The meteorologist said that although warm weather is expected in June, temperatures were significantly hotter than the long-term average.
It was definitely hotter than normal. It was 10 to 15 degrees hotter than average, he said.
He also said the dew points for the month of June never reached more than 10 percent which prevented any type of monsoonal activity because a dew point of 20 to 30 percent signals the beginning of the season.
He explained that a monsoon is basically a weather pattern where a high pressure front occurs across the eastern part of the United States and flows clockwise and north from Mexico to the Four Corners region.
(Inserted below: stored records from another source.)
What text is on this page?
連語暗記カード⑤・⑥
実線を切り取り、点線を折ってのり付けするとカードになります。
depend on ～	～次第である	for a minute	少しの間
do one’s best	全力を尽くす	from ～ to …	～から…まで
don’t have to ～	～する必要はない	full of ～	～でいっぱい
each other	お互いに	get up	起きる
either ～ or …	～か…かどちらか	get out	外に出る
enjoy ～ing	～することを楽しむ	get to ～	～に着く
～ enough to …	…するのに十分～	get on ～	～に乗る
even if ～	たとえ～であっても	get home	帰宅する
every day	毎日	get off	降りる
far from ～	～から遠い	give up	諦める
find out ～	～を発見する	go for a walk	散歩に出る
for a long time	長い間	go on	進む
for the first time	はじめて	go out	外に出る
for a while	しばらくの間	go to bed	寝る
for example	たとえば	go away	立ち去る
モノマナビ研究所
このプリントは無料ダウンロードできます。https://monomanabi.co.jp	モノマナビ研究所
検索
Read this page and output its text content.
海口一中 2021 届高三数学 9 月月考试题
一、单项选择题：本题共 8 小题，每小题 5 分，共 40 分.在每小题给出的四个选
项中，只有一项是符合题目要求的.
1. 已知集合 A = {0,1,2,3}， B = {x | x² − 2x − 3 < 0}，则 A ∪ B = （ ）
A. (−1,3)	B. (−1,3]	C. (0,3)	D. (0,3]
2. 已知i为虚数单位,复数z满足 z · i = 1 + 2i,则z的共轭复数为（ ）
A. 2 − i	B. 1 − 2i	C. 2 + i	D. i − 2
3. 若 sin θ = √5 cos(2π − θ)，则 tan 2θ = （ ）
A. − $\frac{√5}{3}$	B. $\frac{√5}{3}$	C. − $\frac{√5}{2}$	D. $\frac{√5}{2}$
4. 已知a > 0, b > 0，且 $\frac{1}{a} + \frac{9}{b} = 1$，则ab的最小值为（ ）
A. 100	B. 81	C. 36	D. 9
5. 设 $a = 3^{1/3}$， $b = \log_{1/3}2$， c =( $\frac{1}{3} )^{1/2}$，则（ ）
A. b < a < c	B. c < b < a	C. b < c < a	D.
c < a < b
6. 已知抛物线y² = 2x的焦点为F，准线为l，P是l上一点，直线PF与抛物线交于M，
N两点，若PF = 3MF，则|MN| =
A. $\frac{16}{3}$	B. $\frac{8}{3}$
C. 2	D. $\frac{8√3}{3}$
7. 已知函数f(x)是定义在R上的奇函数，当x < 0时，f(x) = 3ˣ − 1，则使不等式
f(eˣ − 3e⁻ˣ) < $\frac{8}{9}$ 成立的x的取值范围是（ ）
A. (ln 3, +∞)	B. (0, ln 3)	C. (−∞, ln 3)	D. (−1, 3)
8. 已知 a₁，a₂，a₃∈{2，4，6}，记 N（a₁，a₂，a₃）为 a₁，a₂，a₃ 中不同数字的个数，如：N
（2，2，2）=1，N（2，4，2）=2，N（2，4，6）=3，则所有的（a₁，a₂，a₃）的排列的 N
Andrus said the monsoon rain last week came about two weeks sooner than what is normally expected in Montezuma County, as the middle of July is the usual time for this type of weather, but the respite was short-lived.
By the weekend it will dry out and return to the 90s, Andrus said. We are not done with the 90-degree weather.
He said the Four Corners will receive a storm and then the rain will flow to another region or state before returning, and added this pattern is repeated over and over, so there will be many more days with dry, hot weather even during the monsoon season.
In a typical year in Montezuma County, .43 inches of rain is the average for the month of June, and Andrus said that increases to 1.23 inches in July because of the monsoon pattern. For the month of June 2012, Cortez received just .07 of an inch of rain.
Past monsoons have resulted in more than 1.3 inches of rain in both August and September, he said.
He also said while the county will receive some rain from this weather pattern during the next three months, he does not expect any extended downpours that floods streets and neighborhoods, saying it has been several years since a gully flush occurred.
As an example, he pointed to the .08 inch of rain that fell on July 4.
We will get minimal amounts of rain during the season, but there will be episodes (of rainfall) for several days, he said. A monsoon is like a river of moisture. The moisture flows back and forth.